The Chinese are resilient, strong, and nationalistic in the face of such indignities. “Legend of the Fist” opens with Yen and his comrades winning a battle for the French against the Germans in World War I; “Bodyguards and Assassins” depicts fictionalized efforts to protect real-life nationalist Sun Yat-Sen from those who would do him harm.

In these movies, the setbacks for the Chinese against outsiders is always temporary. Nationalistic pride might go under cover, but it never disappears entirely. Even the worst defeats tend to be triumphs of the spirit.

Now: None of this is to say the Chinese government is good and Americans are bad, or anything so simplistic. The Chinese government is authoritarian in its treatment of the Uighurs and crackdown on dissent, and has even been murderous at times.

But it is also simplistic to go "America good, Chinese government bad." Not just because President Trump has his own authoritarian inclinations, but because in a conflict between America and China, the Chinese people are going to be factoring the ugly history of outside domination in their views of the conflict.

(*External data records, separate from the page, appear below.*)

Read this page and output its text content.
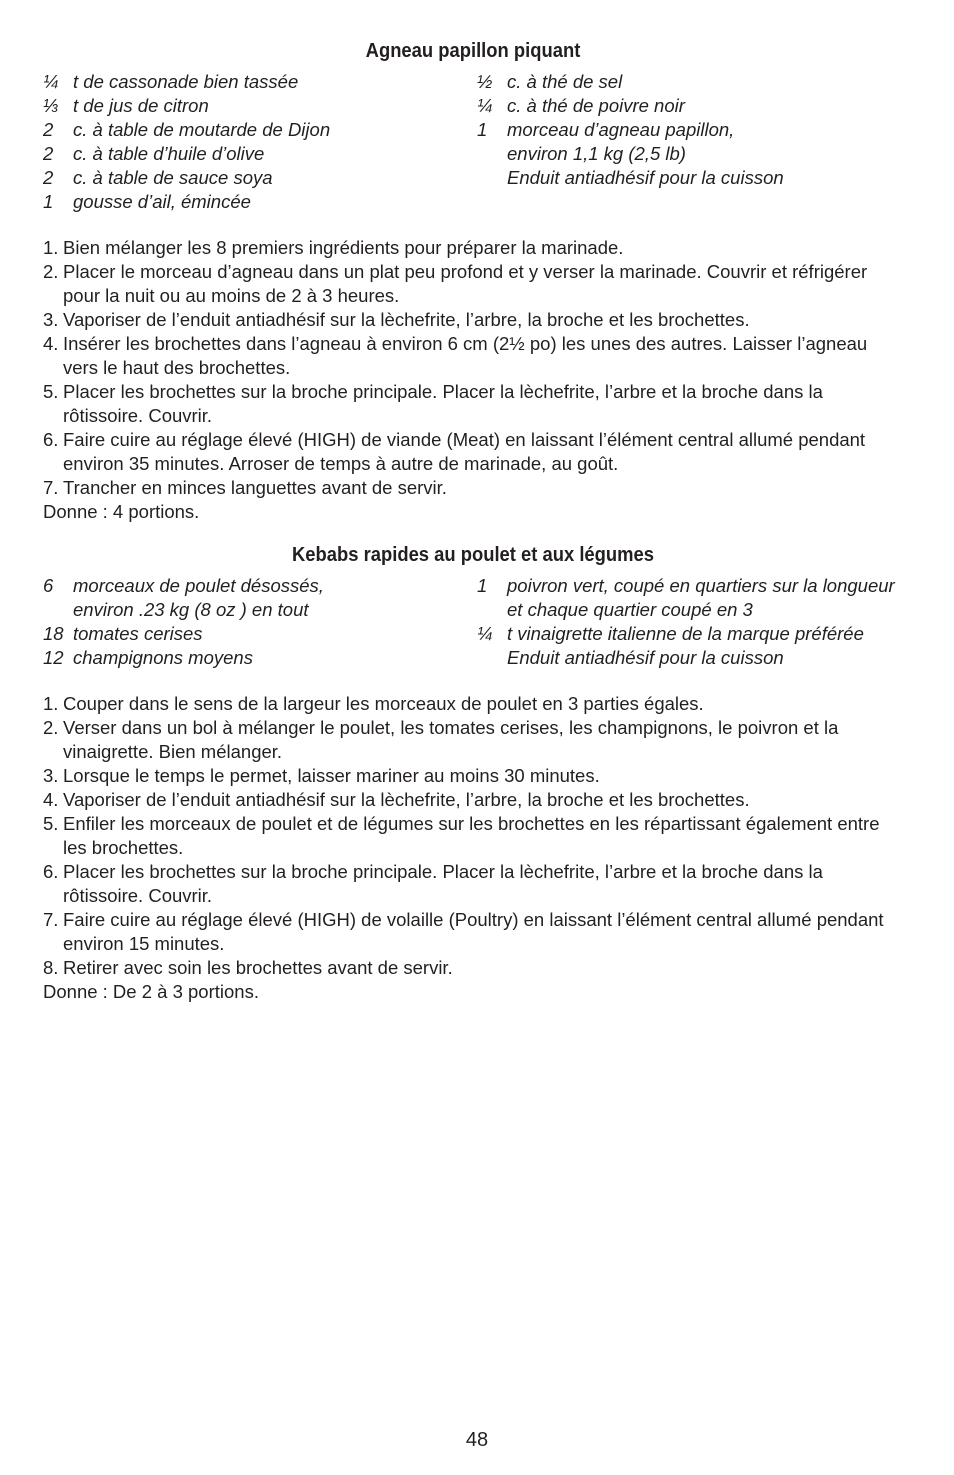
Agneau papillon piquant
¼ t de cassonade bien tassée
⅓ t de jus de citron
2	c. à table de moutarde de Dijon
2	c. à table d’huile d’olive
2	c. à table de sauce soya
1	gousse d’ail, émincée
½ c. à thé de sel
¼ c. à thé de poivre noir
1	morceau d’agneau papillon,
environ 1,1 kg (2,5 lb)
Enduit antiadhésif pour la cuisson
1. Bien mélanger les 8 premiers ingrédients pour préparer la marinade.
2. Placer le morceau d’agneau dans un plat peu profond et y verser la marinade. Couvrir et réfrigérer pour la nuit ou au moins de 2 à 3 heures.
3. Vaporiser de l’enduit antiadhésif sur la lèchefrite, l’arbre, la broche et les brochettes.
4. Insérer les brochettes dans l’agneau à environ 6 cm (2½ po) les unes des autres. Laisser l’agneau vers le haut des brochettes.
5. Placer les brochettes sur la broche principale. Placer la lèchefrite, l’arbre et la broche dans la rôtissoire. Couvrir.
6. Faire cuire au réglage élevé (HIGH) de viande (Meat) en laissant l’élément central allumé pendant environ 35 minutes. Arroser de temps à autre de marinade, au goût.
7. Trancher en minces languettes avant de servir.

Donne : 4 portions.

Kebabs rapides au poulet et aux légumes
6	morceaux de poulet désossés,
environ .23 kg (8 oz ) en tout
18 tomates cerises
12 champignons moyens
1	poivron vert, coupé en quartiers sur la longueur
et chaque quartier coupé en 3
¼ t vinaigrette italienne de la marque préférée
Enduit antiadhésif pour la cuisson
1. Couper dans le sens de la largeur les morceaux de poulet en 3 parties égales.
2. Verser dans un bol à mélanger le poulet, les tomates cerises, les champignons, le poivron et la vinaigrette. Bien mélanger.
3. Lorsque le temps le permet, laisser mariner au moins 30 minutes.
4. Vaporiser de l’enduit antiadhésif sur la lèchefrite, l’arbre, la broche et les brochettes.
5. Enfiler les morceaux de poulet et de légumes sur les brochettes en les répartissant également entre les brochettes.
6. Placer les brochettes sur la broche principale. Placer la lèchefrite, l’arbre et la broche dans la rôtissoire. Couvrir.
7. Faire cuire au réglage élevé (HIGH) de volaille (Poultry) en laissant l’élément central allumé pendant environ 15 minutes.
8. Retirer avec soin les brochettes avant de servir.

Donne : De 2 à 3 portions.

48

They might not think that America is merely aiming for their freedom, but that America intends to limit their country's ambitions, and perhaps eventually to subdue them.

I'm not quite sure how understanding this Chinese view of history modifies American policy going forward, but I can't help but sense that it should. There's a real history here. It matters. You don't have to be a scholar to begin to understand that. (It helps, but not everybody has the time or interest.) All you have to do is watch a few movies.